Un potencial que no pudo pasar desapercibido para Alberto Salazar, destacado entrenador que formaba parte del Proyecto Oregon, un programa al que la marca de ropa le había dado forma buscando desarrollar a los mejores y más rápidos atletas del mundo.

"Era el entrenador más famoso del mundo y me dijo que yo era la atleta más increíble que había visto en su vida", cuenta Cain, que actualmente tiene 23 años. Su emoción no era para menos: Salazar fue el entrenador de talentos como Mo Farah, cuádruple campeón olímpico y séxtuple campeón mundial.

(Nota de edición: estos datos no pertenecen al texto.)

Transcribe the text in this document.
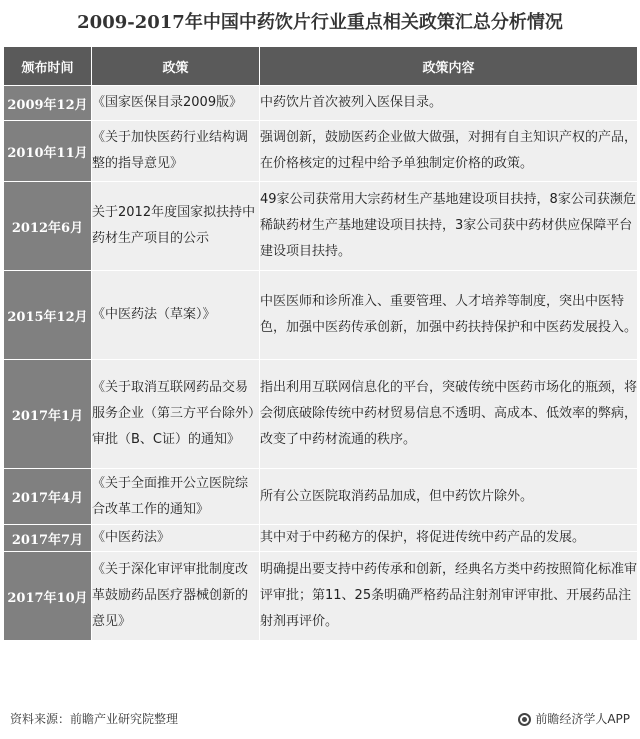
2009-2017年中国中药饮片行业重点相关政策汇总分析情况
颁布时间	政策	政策内容
2009年12月	《国家医保目录2009版》	中药饮片首次被列入医保目录。
2010年11月	《关于加快医药行业结构调整的指导意见》	强调创新，鼓励医药企业做大做强，对拥有自主知识产权的产品，在价格核定的过程中给予单独制定价格的政策。
2012年6月	关于2012年度国家拟扶持中药材生产项目的公示	49家公司获常用大宗药材生产基地建设项目扶持，8家公司获濒危稀缺药材生产基地建设项目扶持，3家公司获中药材供应保障平台建设项目扶持。
2015年12月	《中医药法（草案）》	中医医师和诊所准入、重要管理、人才培养等制度，突出中医特色，加强中医药传承创新，加强中药扶持保护和中医药发展投入。
2017年1月	《关于取消互联网药品交易服务企业（第三方平台除外）审批（B、C证）的通知》	指出利用互联网信息化的平台，突破传统中医药市场化的瓶颈，将会彻底破除传统中药材贸易信息不透明、高成本、低效率的弊病，改变了中药材流通的秩序。
2017年4月	《关于全面推开公立医院综合改革工作的通知》	所有公立医院取消药品加成，但中药饮片除外。
2017年7月	《中医药法》	其中对于中药秘方的保护，将促进传统中药产品的发展。
2017年10月	《关于深化审评审批制度改革鼓励药品医疗器械创新的意见》	明确提出要支持中药传承和创新，经典名方类中药按照简化标准审评审批；第11、25条明确严格药品注射剂审评审批、开展药品注射剂再评价。
资料来源：前瞻产业研究院整理	前瞻经济学人APP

"Me uní porque quería ser la mejor mujer de la historia -afirma Mary, mirando a cámara-. En lugar de eso, fui emocional y físicamente abusada por un sistema diseñado por Alberto y avalado por Nike". La mujer asegura que intentaban convencerla de que para ser mejor, debía ser más, y más, y más flaca.

Mary Cain

Cain denuncia también que no había nutricionistas ni psicólogos. "Era una banda de gente fanática de Alberto", afirma antes de narrar que la pesaban delante de todos y le gritaban si no cumplía con las metas, o que la forzaban a perder dos kilos si no ganaba una carrera.

Durante tres años perdió su período menstrual a causa de todo eso por llevar su cuerpo a límites que no estaba preparados para soportar e incluso se rompió cinco huesos: "Me sentía asustada, sola y atrapada. Empecé a tener pensamientos suicidas, me empecé a cortar. Nadie hizo nada. Ya no trataba de llegar a los Juegos Olímpicos. Trataba de sobrevivir".

El pasado septiembre, Alberto Salazar fue suspendido por cuatro años. Sin embargo, no se debió a que se descubriera ningún tipo de maltrato de su parte hacia algún atleta: quedó involucrado en acusaciones de doping.